Liquidation in South Africa is available to all businesses. A company that cannot pay its debt should, in terms of the Companies Act, Liquidate as soon as possible.
It is possible to continue to trade after Liquidation. This means that Liquidation is not the end of the road but a new beginning.
We will assist you with a Restructuring process that will allow you to get rid of debt while you continue to trade.
If you worry that Liquidation is going to destroy your business, talk to us so that we can explain how Liquidation will create an opportunity to a new beginning to trade without debt.
When should a company Liquidate?
A business should liquidate as soon as the company cannot pay its debt.
A company can liquidate at any time, even if there is litigation pending or if there is a SARS compromise busy being negotiated.
The sooner a struggling company liquidates the better. Liquidation limits damages and gives the business chance to recover sooner without throwing good money after bad.

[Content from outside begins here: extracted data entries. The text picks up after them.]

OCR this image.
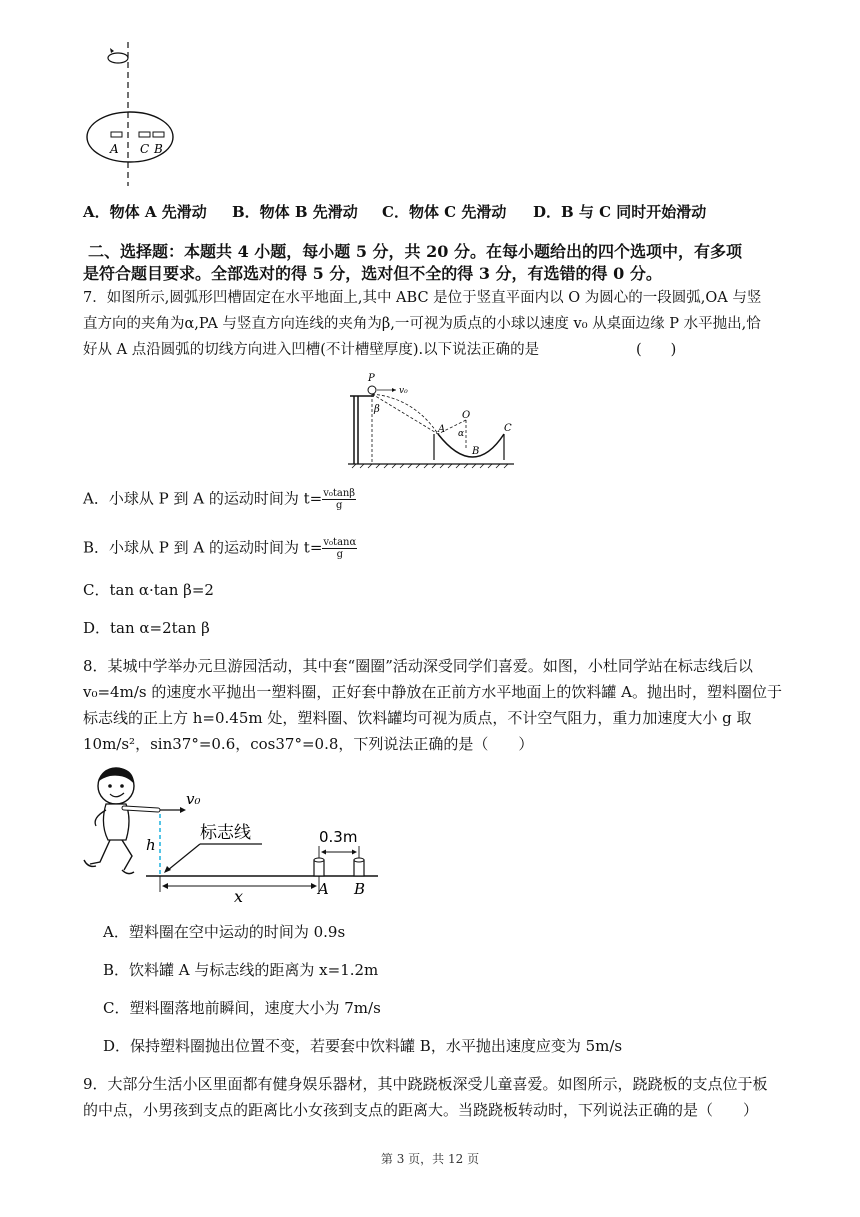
A C B
A．物体 A 先滑动 B．物体 B 先滑动 C．物体 C 先滑动 D．B 与 C 同时开始滑动
二、选择题：本题共 4 小题，每小题 5 分，共 20 分。在每小题给出的四个选项中，有多项
是符合题目要求。全部选对的得 5 分，选对但不全的得 3 分，有选错的得 0 分。
7．如图所示,圆弧形凹槽固定在水平地面上,其中 ABC 是位于竖直平面内以 O 为圆心的一段圆弧,OA 与竖
直方向的夹角为α,PA 与竖直方向连线的夹角为β,一可视为质点的小球以速度 v₀ 从桌面边缘 P 水平抛出,恰
好从 A 点沿圆弧的切线方向进入凹槽(不计槽壁厚度).以下说法正确的是	(　　)
P
v₀
β
O
α
A
B
C
A．小球从 P 到 A 的运动时间为 $t= \frac{\text{v₀tanβ}}{g}$
B．小球从 P 到 A 的运动时间为 $t= \frac{\text{v₀tanα}}{g}$
C．tan α·tan β=2
D．tan α=2tan β
8．某城中学举办元旦游园活动，其中套“圈圈”活动深受同学们喜爱。如图，小杜同学站在标志线后以
v₀=4m/s 的速度水平抛出一塑料圈，正好套中静放在正前方水平地面上的饮料罐 A。抛出时，塑料圈位于
标志线的正上方 h=0.45m 处，塑料圈、饮料罐均可视为质点，不计空气阻力，重力加速度大小 g 取
10m/s²，sin37°=0.6，cos37°=0.8，下列说法正确的是（　　）
v₀
h
标志线	0.3m
x	A B
A．塑料圈在空中运动的时间为 0.9s
B．饮料罐 A 与标志线的距离为 x=1.2m
C．塑料圈落地前瞬间，速度大小为 7m/s
D．保持塑料圈抛出位置不变，若要套中饮料罐 B，水平抛出速度应变为 5m/s
9．大部分生活小区里面都有健身娱乐器材，其中跷跷板深受儿童喜爱。如图所示，跷跷板的支点位于板
的中点，小男孩到支点的距离比小女孩到支点的距离大。当跷跷板转动时，下列说法正确的是（　　）
第 3 页，共 12 页
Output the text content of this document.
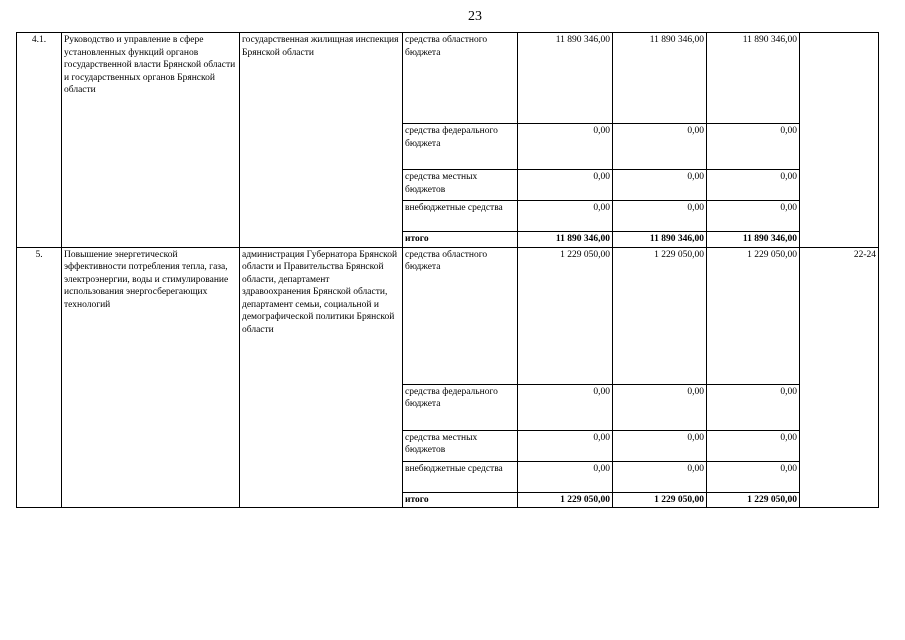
23
4.1.	Руководство и управление в сфере установленных функций органов государственной власти Брянской области и государственных органов Брянской области	государственная жилищная инспекция Брянской области	средства областного бюджета	11 890 346,00	11 890 346,00	11 890 346,00	
			средства федерального бюджета	0,00	0,00	0,00	
			средства местных бюджетов	0,00	0,00	0,00	
			внебюджетные средства	0,00	0,00	0,00	
			итого	11 890 346,00	11 890 346,00	11 890 346,00	
5.	Повышение энергетической эффективности потребления тепла, газа, электроэнергии, воды и стимулирование использования энергосберегающих технологий	администрация Губернатора Брянской области и Правительства Брянской области, департамент здравоохранения Брянской области, департамент семьи, социальной и демографической политики Брянской области	средства областного бюджета	1 229 050,00	1 229 050,00	1 229 050,00	22-24
			средства федерального бюджета	0,00	0,00	0,00	
			средства местных бюджетов	0,00	0,00	0,00	
			внебюджетные средства	0,00	0,00	0,00	
			итого	1 229 050,00	1 229 050,00	1 229 050,00	
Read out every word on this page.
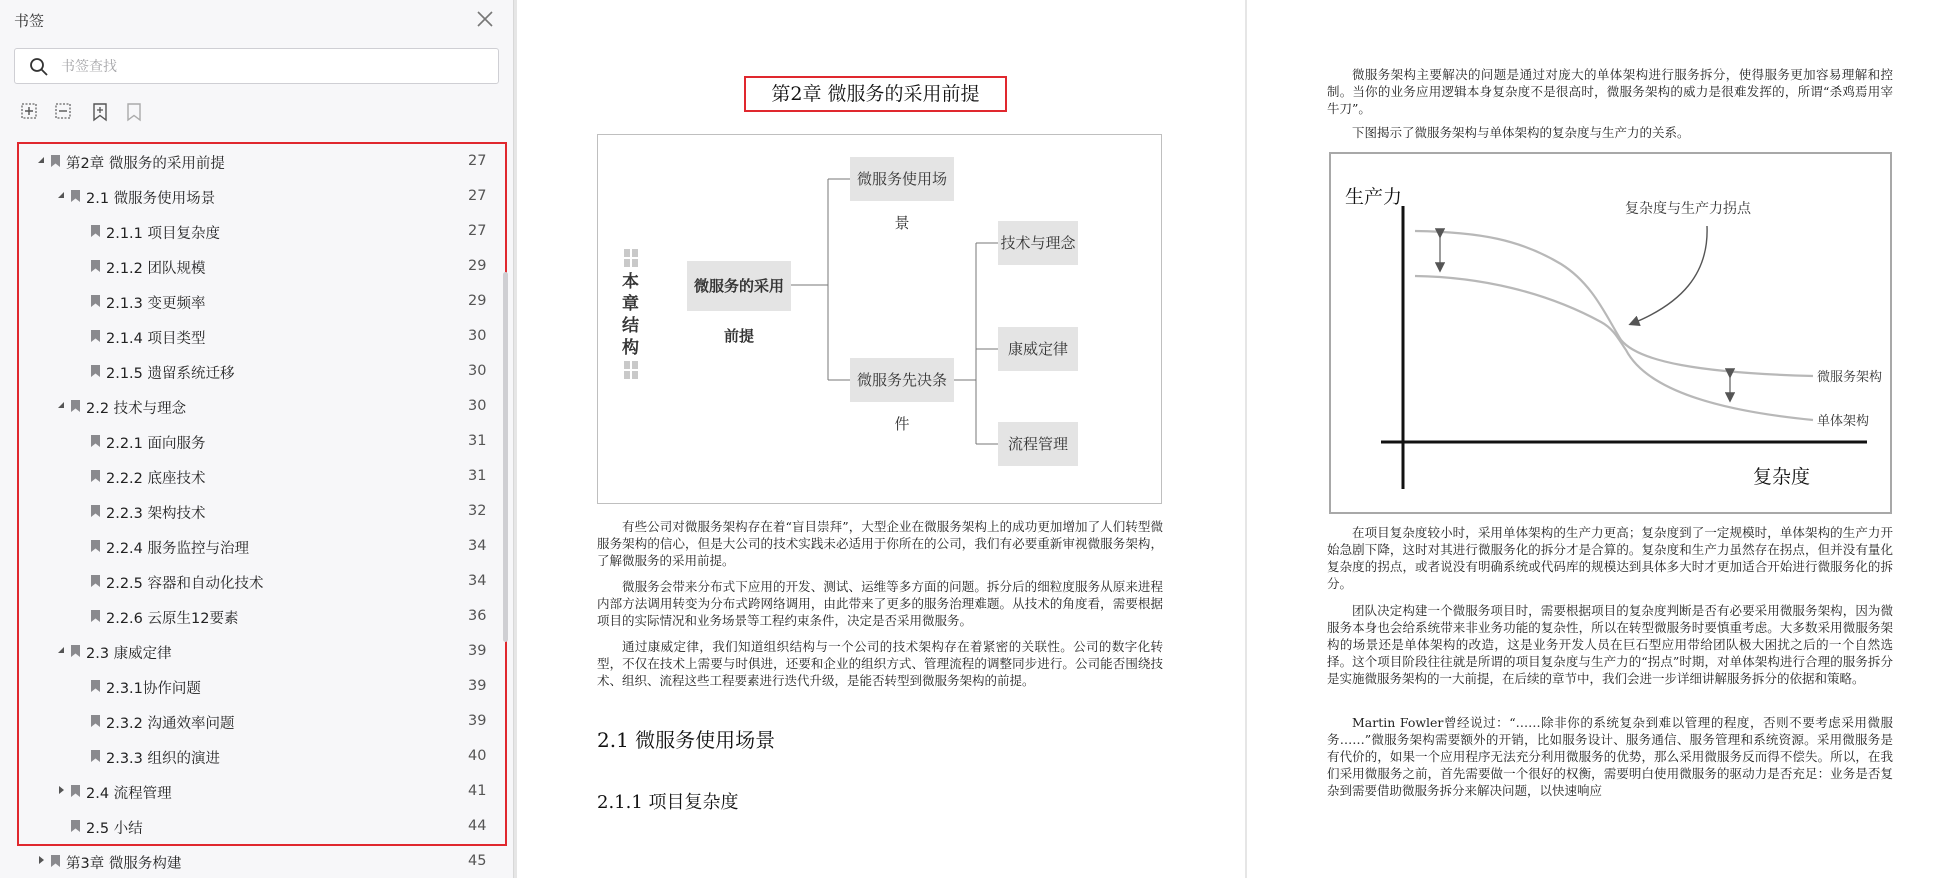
书签
书签查找
第2章 微服务的采用前提	27
2.1 微服务使用场景	27
2.1.1 项目复杂度	27
2.1.2 团队规模	29
2.1.3 变更频率	29
2.1.4 项目类型	30
2.1.5 遗留系统迁移	30
2.2 技术与理念	30
2.2.1 面向服务	31
2.2.2 底座技术	31
2.2.3 架构技术	32
2.2.4 服务监控与治理	34
2.2.5 容器和自动化技术	34
2.2.6 云原生12要素	36
2.3 康威定律	39
2.3.1协作问题	39
2.3.2 沟通效率问题	39
2.3.3 组织的演进	40
2.4 流程管理	41
2.5 小结	44
第3章 微服务构建	45
第2章 微服务的采用前提
本章结构
微服务的采用前提
微服务使用场景
微服务先决条件
技术与理念
康威定律
流程管理
有些公司对微服务架构存在着“盲目崇拜”，大型企业在微服务架构上的成功更加增加了人们转型微服务架构的信心，但是大公司的技术实践未必适用于你所在的公司，我们有必要重新审视微服务架构，了解微服务的采用前提。
微服务会带来分布式下应用的开发、测试、运维等多方面的问题。拆分后的细粒度服务从原来进程内部方法调用转变为分布式跨网络调用，由此带来了更多的服务治理难题。从技术的角度看，需要根据项目的实际情况和业务场景等工程约束条件，决定是否采用微服务。
通过康威定律，我们知道组织结构与一个公司的技术架构存在着紧密的关联性。公司的数字化转型，不仅在技术上需要与时俱进，还要和企业的组织方式、管理流程的调整同步进行。公司能否围绕技术、组织、流程这些工程要素进行迭代升级，是能否转型到微服务架构的前提。
2.1 微服务使用场景
2.1.1 项目复杂度
微服务架构主要解决的问题是通过对庞大的单体架构进行服务拆分，使得服务更加容易理解和控制。当你的业务应用逻辑本身复杂度不是很高时，微服务架构的威力是很难发挥的，所谓“杀鸡焉用宰牛刀”。
下图揭示了微服务架构与单体架构的复杂度与生产力的关系。
生产力
复杂度
复杂度与生产力拐点
微服务架构
单体架构
在项目复杂度较小时，采用单体架构的生产力更高；复杂度到了一定规模时，单体架构的生产力开始急剧下降，这时对其进行微服务化的拆分才是合算的。复杂度和生产力虽然存在拐点，但并没有量化复杂度的拐点，或者说没有明确系统或代码库的规模达到具体多大时才更加适合开始进行微服务化的拆分。
团队决定构建一个微服务项目时，需要根据项目的复杂度判断是否有必要采用微服务架构，因为微服务本身也会给系统带来非业务功能的复杂性，所以在转型微服务时要慎重考虑。大多数采用微服务架构的场景还是单体架构的改造，这是业务开发人员在巨石型应用带给团队极大困扰之后的一个自然选择。这个项目阶段往往就是所谓的项目复杂度与生产力的“拐点”时期，对单体架构进行合理的服务拆分是实施微服务架构的一大前提，在后续的章节中，我们会进一步详细讲解服务拆分的依据和策略。
Martin Fowler曾经说过：“……除非你的系统复杂到难以管理的程度，否则不要考虑采用微服务……”微服务架构需要额外的开销，比如服务设计、服务通信、服务管理和系统资源。采用微服务是有代价的，如果一个应用程序无法充分利用微服务的优势，那么采用微服务反而得不偿失。所以，在我们采用微服务之前，首先需要做一个很好的权衡，需要明白使用微服务的驱动力是否充足：业务是否复杂到需要借助微服务拆分来解决问题，以快速响应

A business can liquidate even it does not own assets
A company can liquidate without owning any assets. If there are assets, the liquidator will sell it or the directors can buy it back from the liquidator.
If the proceeds are sufficient to deliver proceeds, the proceed will be divided amongst creditors in a certain order of preference.
That which a creditor does not get (shortfalls) must be written off and the creditors cannot claim them from the company.
If there are no assets, the creditors will not get anything and they must write everything off.
Liquidation gives a fresh start without debt
Trading out of debt does not work – you need a lot of money consistently for a long time and then some.
Business rescue usually ends up in liquidation in any case and is very expensive.
Making payment plans also does not work as you need money to sustain them.
Liquidation solves the problem almost immediately as it gets rid of debt with the added bonus that you can continue to trade.